The Weather Channel debuted its IMR technology in June with a video depicting a hyper-realistic tornado. With sirens blaring in the background, an impromptu science lesson from on-camera meteorologist Jim Cantore turns into a death-defying drama as the storm tosses cars and downs power lines before eventually destroying The Weather Channel studio while Cantore seeks shelter.
“I watched hours of rehearsals and still flinched when the car dropped from the ceiling,” Nora Zimmett, senior vice president of content and programming at the Weather Company told The Washington Post in June. “To see the culmination of six months of front-line work appear on screen as an Immersive Mixed Reality experience emphasizes that the Weather Channel is the leader in groundbreaking technology.”
The Weather Channel followed up with a segment exploring the dangers of lightning that debuted last month. The virtual graphics — produced using the same suite of tools video game developers use — are created in a new studio at the channel’s Atlanta headquarters.
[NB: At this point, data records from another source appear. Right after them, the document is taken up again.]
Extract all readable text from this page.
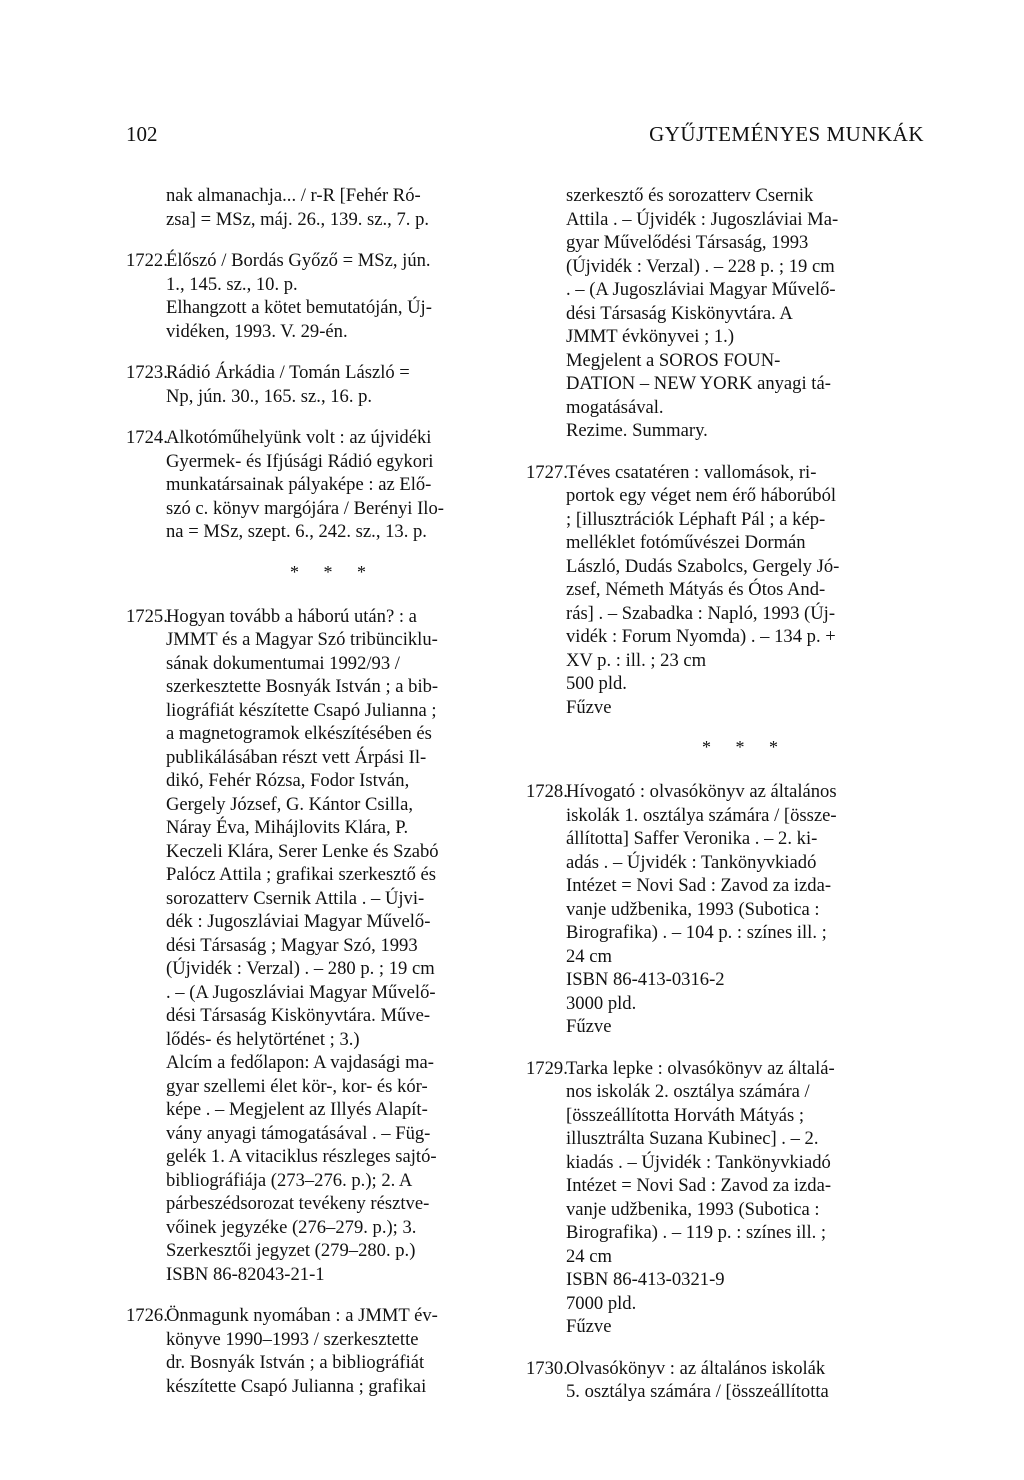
102	GYŰJTEMÉNYES MUNKÁK
nak almanachja... / r-R [Fehér Ró-
zsa] = MSz, máj. 26., 139. sz., 7. p.
1722.
Élőszó / Bordás Győző = MSz, jún.
1., 145. sz., 10. p.
Elhangzott a kötet bemutatóján, Új-
vidéken, 1993. V. 29-én.
1723.
Rádió Árkádia / Tomán László =
Np, jún. 30., 165. sz., 16. p.
1724.
Alkotóműhelyünk volt : az újvidéki
Gyermek- és Ifjúsági Rádió egykori
munkatársainak pályaképe : az Elő-
szó c. könyv margójára / Berényi Ilo-
na = MSz, szept. 6., 242. sz., 13. p.
* * *
1725.
Hogyan tovább a háború után? : a
JMMT és a Magyar Szó tribünciklu-
sának dokumentumai 1992/93 /
szerkesztette Bosnyák István ; a bib-
liográfiát készítette Csapó Julianna ;
a magnetogramok elkészítésében és
publikálásában részt vett Árpási Il-
dikó, Fehér Rózsa, Fodor István,
Gergely József, G. Kántor Csilla,
Náray Éva, Mihájlovits Klára, P.
Keczeli Klára, Serer Lenke és Szabó
Palócz Attila ; grafikai szerkesztő és
sorozatterv Csernik Attila . – Újvi-
dék : Jugoszláviai Magyar Művelő-
dési Társaság ; Magyar Szó, 1993
(Újvidék : Verzal) . – 280 p. ; 19 cm
. – (A Jugoszláviai Magyar Művelő-
dési Társaság Kiskönyvtára. Műve-
lődés- és helytörténet ; 3.)
Alcím a fedőlapon: A vajdasági ma-
gyar szellemi élet kör-, kor- és kór-
képe . – Megjelent az Illyés Alapít-
vány anyagi támogatásával . – Füg-
gelék 1. A vitaciklus részleges sajtó-
bibliográfiája (273–276. p.); 2. A
párbeszédsorozat tevékeny résztve-
vőinek jegyzéke (276–279. p.); 3.
Szerkesztői jegyzet (279–280. p.)
ISBN 86-82043-21-1
1726.
Önmagunk nyomában : a JMMT év-
könyve 1990–1993 / szerkesztette
dr. Bosnyák István ; a bibliográfiát
készítette Csapó Julianna ; grafikai
szerkesztő és sorozatterv Csernik
Attila . – Újvidék : Jugoszláviai Ma-
gyar Művelődési Társaság, 1993
(Újvidék : Verzal) . – 228 p. ; 19 cm
. – (A Jugoszláviai Magyar Művelő-
dési Társaság Kiskönyvtára. A
JMMT évkönyvei ; 1.)
Megjelent a SOROS FOUN-
DATION – NEW YORK anyagi tá-
mogatásával.
Rezime. Summary.
1727.
Téves csatatéren : vallomások, ri-
portok egy véget nem érő háborúból
; [illusztrációk Léphaft Pál ; a kép-
melléklet fotóművészei Dormán
László, Dudás Szabolcs, Gergely Jó-
zsef, Németh Mátyás és Ótos And-
rás] . – Szabadka : Napló, 1993 (Új-
vidék : Forum Nyomda) . – 134 p. +
XV p. : ill. ; 23 cm
500 pld.
Fűzve
* * *
1728.
Hívogató : olvasókönyv az általános
iskolák 1. osztálya számára / [össze-
állította] Saffer Veronika . – 2. ki-
adás . – Újvidék : Tankönyvkiadó
Intézet = Novi Sad : Zavod za izda-
vanje udžbenika, 1993 (Subotica :
Birografika) . – 104 p. : színes ill. ;
24 cm
ISBN 86-413-0316-2
3000 pld.
Fűzve
1729.
Tarka lepke : olvasókönyv az általá-
nos iskolák 2. osztálya számára /
[összeállította Horváth Mátyás ;
illusztrálta Suzana Kubinec] . – 2.
kiadás . – Újvidék : Tankönyvkiadó
Intézet = Novi Sad : Zavod za izda-
vanje udžbenika, 1993 (Subotica :
Birografika) . – 119 p. : színes ill. ;
24 cm
ISBN 86-413-0321-9
7000 pld.
Fűzve
1730.
Olvasókönyv : az általános iskolák
5. osztálya számára / [összeállította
Potts said the channel is in the process of transforming the day-to-day operations of weather presentation. The channel’s content creators aim to include IMR technology in 80 percent of its programming by 2020.
As far as television programming is concerned, he said, the weather remains a fairly steady series of reoccurring episodes. But, he noted, that doesn’t mean those who cover it have to be predictable as well.
“Pretty soon this technology will be part of your standard forecast,” Potts said. “From our studio in downtown Atlanta, we’ll be able to take you all over the world.”